John Cale, “Fragments of a Rainy Season” [reissue]

Equipped with nothing more than a piano and occasionally a guitar on this live album from 1992, the former member of The Velvet Underground pulls something new out of so many songs from across his career.
Reviews
John Cale, “Fragments of a Rainy Season” [reissue]

Equipped with nothing more than a piano and occasionally a guitar on this live album from 1992, the former member of The Velvet Underground pulls something new out of so many songs from across his career.

Words: Ken Scrudato

December 20, 2016

John Cale
Fragments of a Rainy Season
DOMINO
7/10

When Lou Reed died in 2013, it in a way emphasized the creative imperative of John Cale. Both were survivors of one of the most important and influential rock bands of all time, and what they did together still matters immensely. And while Reed’s solo catalog has received extensive attention, it’s important to also revisit specific important moments in Cale’s career—as in this welcome reissue of his 1992 live album Fragments of a Rainy Season.

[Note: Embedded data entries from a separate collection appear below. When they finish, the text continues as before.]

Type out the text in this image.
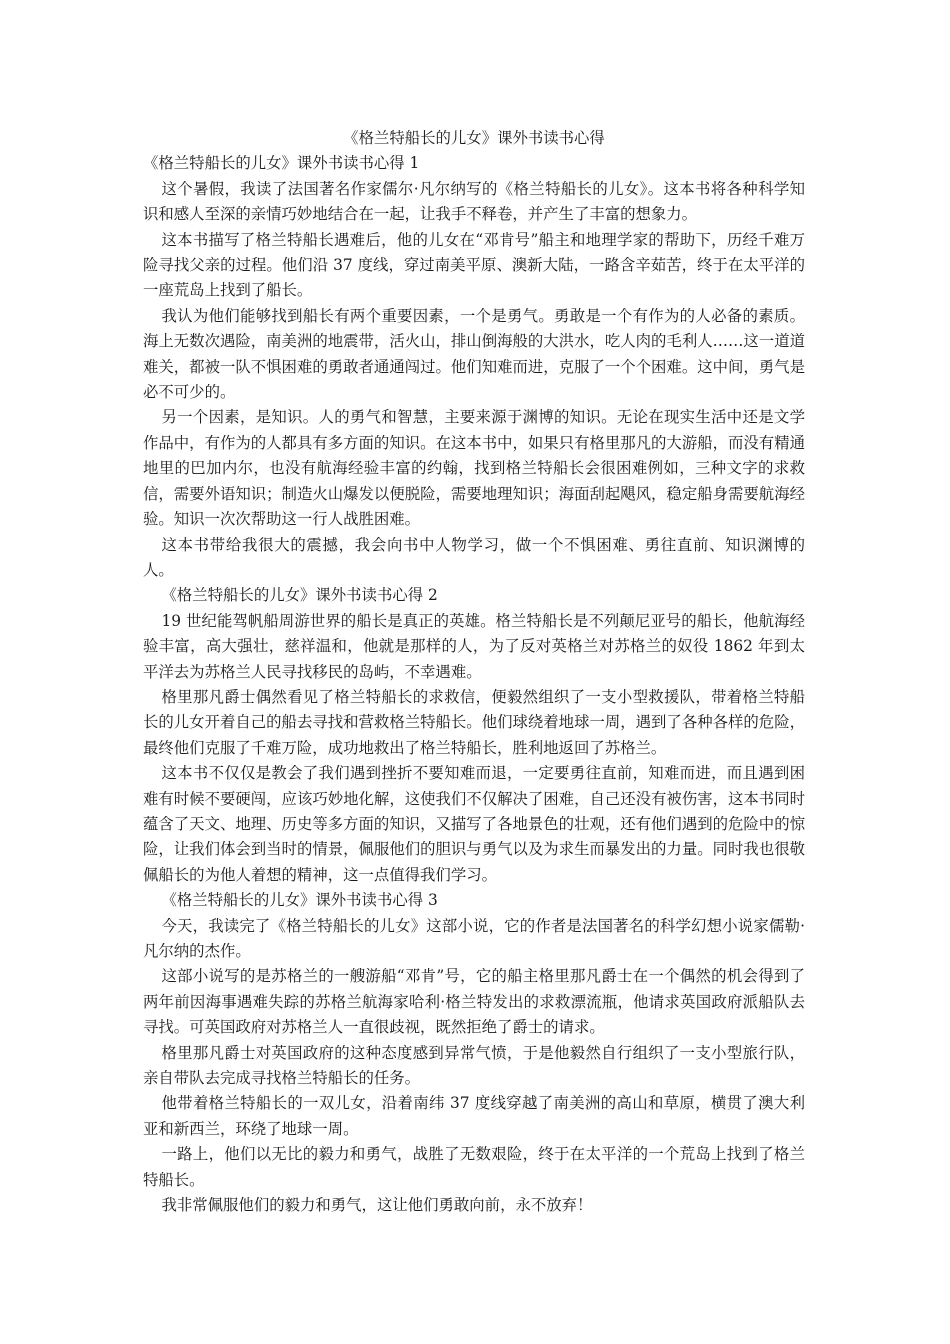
《格兰特船长的儿女》课外书读书心得
《格兰特船长的儿女》课外书读书心得 1

这个暑假，我读了法国著名作家儒尔·凡尔纳写的《格兰特船长的儿女》。这本书将各种科学知识和感人至深的亲情巧妙地结合在一起，让我手不释卷，并产生了丰富的想象力。

这本书描写了格兰特船长遇难后，他的儿女在“邓肯号”船主和地理学家的帮助下，历经千难万险寻找父亲的过程。他们沿 37 度线，穿过南美平原、澳新大陆，一路含辛茹苦，终于在太平洋的一座荒岛上找到了船长。

我认为他们能够找到船长有两个重要因素，一个是勇气。勇敢是一个有作为的人必备的素质。海上无数次遇险，南美洲的地震带，活火山，排山倒海般的大洪水，吃人肉的毛利人……这一道道难关，都被一队不惧困难的勇敢者通通闯过。他们知难而进，克服了一个个困难。这中间，勇气是必不可少的。

另一个因素，是知识。人的勇气和智慧，主要来源于渊博的知识。无论在现实生活中还是文学作品中，有作为的人都具有多方面的知识。在这本书中，如果只有格里那凡的大游船，而没有精通地里的巴加内尔，也没有航海经验丰富的约翰，找到格兰特船长会很困难例如，三种文字的求救信，需要外语知识；制造火山爆发以便脱险，需要地理知识；海面刮起飓风，稳定船身需要航海经验。知识一次次帮助这一行人战胜困难。

这本书带给我很大的震撼，我会向书中人物学习，做一个不惧困难、勇往直前、知识渊博的人。

《格兰特船长的儿女》课外书读书心得 2

19 世纪能驾帆船周游世界的船长是真正的英雄。格兰特船长是不列颠尼亚号的船长，他航海经验丰富，高大强壮，慈祥温和，他就是那样的人，为了反对英格兰对苏格兰的奴役 1862 年到太平洋去为苏格兰人民寻找移民的岛屿，不幸遇难。

格里那凡爵士偶然看见了格兰特船长的求救信，便毅然组织了一支小型救援队，带着格兰特船长的儿女开着自己的船去寻找和营救格兰特船长。他们球绕着地球一周，遇到了各种各样的危险，最终他们克服了千难万险，成功地救出了格兰特船长，胜利地返回了苏格兰。

这本书不仅仅是教会了我们遇到挫折不要知难而退，一定要勇往直前，知难而进，而且遇到困难有时候不要硬闯，应该巧妙地化解，这使我们不仅解决了困难，自己还没有被伤害，这本书同时蕴含了天文、地理、历史等多方面的知识，又描写了各地景色的壮观，还有他们遇到的危险中的惊险，让我们体会到当时的情景，佩服他们的胆识与勇气以及为求生而暴发出的力量。同时我也很敬佩船长的为他人着想的精神，这一点值得我们学习。

《格兰特船长的儿女》课外书读书心得 3

今天，我读完了《格兰特船长的儿女》这部小说，它的作者是法国著名的科学幻想小说家儒勒·凡尔纳的杰作。

这部小说写的是苏格兰的一艘游船“邓肯”号，它的船主格里那凡爵士在一个偶然的机会得到了两年前因海事遇难失踪的苏格兰航海家哈利·格兰特发出的求救漂流瓶，他请求英国政府派船队去寻找。可英国政府对苏格兰人一直很歧视，既然拒绝了爵士的请求。

格里那凡爵士对英国政府的这种态度感到异常气愤，于是他毅然自行组织了一支小型旅行队，亲自带队去完成寻找格兰特船长的任务。

他带着格兰特船长的一双儿女，沿着南纬 37 度线穿越了南美洲的高山和草原，横贯了澳大利亚和新西兰，环绕了地球一周。

一路上，他们以无比的毅力和勇气，战胜了无数艰险，终于在太平洋的一个荒岛上找到了格兰特船长。

我非常佩服他们的毅力和勇气，这让他们勇敢向前，永不放弃！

The album itself remains a fascinating concept: Cale and his piano (sometimes guitar) alone and laid bare on stage. He runs through his peripatetic catalog, pulling something new out of so many of the songs. “Fear (Is a Man’s Best Friend)” is the stark confessional it was perhaps always meant to be, with Cale telling of his “darkness warmer than a bedroom floor.” Most exhilarating is his staccato piano attack on “Paris 1919,” this stripped-down version coming off like a teutonic cabaret tune from between the wars.

What’s most striking is how vulnerable Cale sounds throughout. Voicing the words of fellow Welshman Dylan Thomas for “On a Wedding Anniversary,” he’s making a stark and desperate observation or confession: “The sky is torn across / This ragged anniversary of two.” He and his twelve-string drag every bit of heartbreak and more out of “Amsterdam,” as he laments how “Her life has settled for the best of things / That I couldn’t give her.” His cover of “Hallelujah,” which became nearly as much a signature of Cale’s as it was of Leonard Cohen’s, is chill-inducing.

John Cale has always been a romantic in the classical sense, which means accepting that his is a vocation of hopelessness and tragedy. So even the inclusion of VU’s Lou Reed–penned heroin anthem “I’m Waiting for the Man” is deeply personal, as Cale spent most of the ’70s and ’80s in the throes of addiction. As with much of the rest of this striking collection, it is an (at-times adapted but nevertheless) autobiography in song.